The Doors drummer shares a gripping account of the band’s legal battle to control its name

In The Doors Unhinged: Jim Morrison’s Legacy Goes on Trial, New York Times best-selling author and legendary Doors drummer John Densmore offers a powerful exploration of the “greed gene”—that part of the human psyche that propels us toward the accumulation of more and more wealth, even at the expense of our principles, friendships, and the well-being of society. This is the gripping account of the legal battle to control The Doors’s artistic destiny. In it, Densmore looks at the conflict between his bandmates and him as they fought over the right to use The Doors’s name, revealing the ways in which this struggle mirrored and reflected a much larger societal issue: that no amount of money seems to be enough for even the wealthiest people.

In recent years, artists ranging from Bob Dylan to Stevie Nicks have sold their songs or recording rights for astronomical amounts of money—Bruce Springsteen did so to the tune of a reported $500+ million. Conversely, Patti Smith wrote in Just Kids, “We feared that the music which had given us sustenance was in danger of spiritual starvation. We feared it losing its sense of purpose, we feared it falling into fattened hands.”

“There are some of us out there who still have principles and cannot be bought,” Tom Waits shares. “John Densmore is one of them. He is not for sale and that is his gift to us.”

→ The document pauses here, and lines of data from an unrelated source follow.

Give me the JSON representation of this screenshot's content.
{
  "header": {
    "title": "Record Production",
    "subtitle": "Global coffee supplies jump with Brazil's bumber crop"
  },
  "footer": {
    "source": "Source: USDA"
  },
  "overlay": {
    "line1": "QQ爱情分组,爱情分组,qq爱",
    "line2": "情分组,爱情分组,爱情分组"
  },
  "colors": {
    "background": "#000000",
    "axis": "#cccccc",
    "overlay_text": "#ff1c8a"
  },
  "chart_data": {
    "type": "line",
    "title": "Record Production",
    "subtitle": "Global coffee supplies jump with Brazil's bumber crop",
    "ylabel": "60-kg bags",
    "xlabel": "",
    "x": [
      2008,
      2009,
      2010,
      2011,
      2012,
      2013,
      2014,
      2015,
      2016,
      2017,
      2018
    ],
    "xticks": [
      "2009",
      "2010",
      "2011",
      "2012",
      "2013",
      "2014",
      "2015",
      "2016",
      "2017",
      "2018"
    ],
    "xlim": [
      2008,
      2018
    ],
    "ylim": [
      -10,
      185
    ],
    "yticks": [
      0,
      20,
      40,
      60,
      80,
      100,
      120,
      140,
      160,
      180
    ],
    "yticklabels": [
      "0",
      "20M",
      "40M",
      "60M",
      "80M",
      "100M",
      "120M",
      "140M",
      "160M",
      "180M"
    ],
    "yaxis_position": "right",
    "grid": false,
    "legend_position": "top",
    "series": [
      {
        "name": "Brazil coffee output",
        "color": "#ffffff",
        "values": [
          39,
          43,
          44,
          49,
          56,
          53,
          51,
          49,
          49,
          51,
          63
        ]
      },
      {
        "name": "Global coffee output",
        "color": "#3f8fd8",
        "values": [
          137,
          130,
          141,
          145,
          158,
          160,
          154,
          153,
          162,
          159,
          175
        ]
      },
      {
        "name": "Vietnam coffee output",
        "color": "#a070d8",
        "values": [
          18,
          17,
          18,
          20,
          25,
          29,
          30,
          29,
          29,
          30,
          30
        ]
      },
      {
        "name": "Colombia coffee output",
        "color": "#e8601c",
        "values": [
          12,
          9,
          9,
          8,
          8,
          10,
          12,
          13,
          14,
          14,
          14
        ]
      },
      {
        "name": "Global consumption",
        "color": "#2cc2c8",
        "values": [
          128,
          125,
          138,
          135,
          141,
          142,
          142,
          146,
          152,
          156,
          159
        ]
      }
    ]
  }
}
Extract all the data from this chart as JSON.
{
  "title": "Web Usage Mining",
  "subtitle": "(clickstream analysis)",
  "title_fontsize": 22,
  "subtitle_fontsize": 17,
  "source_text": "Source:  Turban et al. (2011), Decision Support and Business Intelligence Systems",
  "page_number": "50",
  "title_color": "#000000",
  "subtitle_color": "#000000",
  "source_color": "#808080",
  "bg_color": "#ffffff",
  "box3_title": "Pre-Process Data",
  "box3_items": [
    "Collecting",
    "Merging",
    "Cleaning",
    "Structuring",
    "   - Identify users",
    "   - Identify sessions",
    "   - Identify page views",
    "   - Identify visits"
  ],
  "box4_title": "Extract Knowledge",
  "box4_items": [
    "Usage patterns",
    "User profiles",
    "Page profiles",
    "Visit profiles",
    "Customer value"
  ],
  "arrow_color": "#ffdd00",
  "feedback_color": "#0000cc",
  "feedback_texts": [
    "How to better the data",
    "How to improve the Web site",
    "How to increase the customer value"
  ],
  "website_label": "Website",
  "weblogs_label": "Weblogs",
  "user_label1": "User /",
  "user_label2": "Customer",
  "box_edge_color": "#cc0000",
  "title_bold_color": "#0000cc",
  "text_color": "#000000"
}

“When you read in these pages about the difficulties in communication suffered by and between surviving band members, you become witness to something very similar to the grief and heartbreak felt by parents who have lost a young child,” adds Pearl Jam’s Eddie Vedder. “It wasn’t just Jim Morrison that they lost, but their kid, their band, The Doors. Though it’s something I don’t like to think about, there will come a time when I will be a Dead Rock Star. I can only hope that in my inevitable absence, there will be someone with the integrity and principled behavior of Mr. Densmore looking after whatever legacy our group may leave behind.”

The Doors continue to attract new generations of fans, with more than one hundred million albums sold worldwide and counting, and nearly twenty million followers on the band’s social media accounts. As such, Densmore occupies a rarified space in popular culture. He is beloved by artists across the decades for his fierce, uncompromising dedication to art. His writing consistently earns accolades and has appeared in a range of publications such as the Los Angeles Times and Rolling Stone. As his friend and American novelist Tom Robbins recently advised him, “If you keep writing like this, I’ll have to get a drum set.”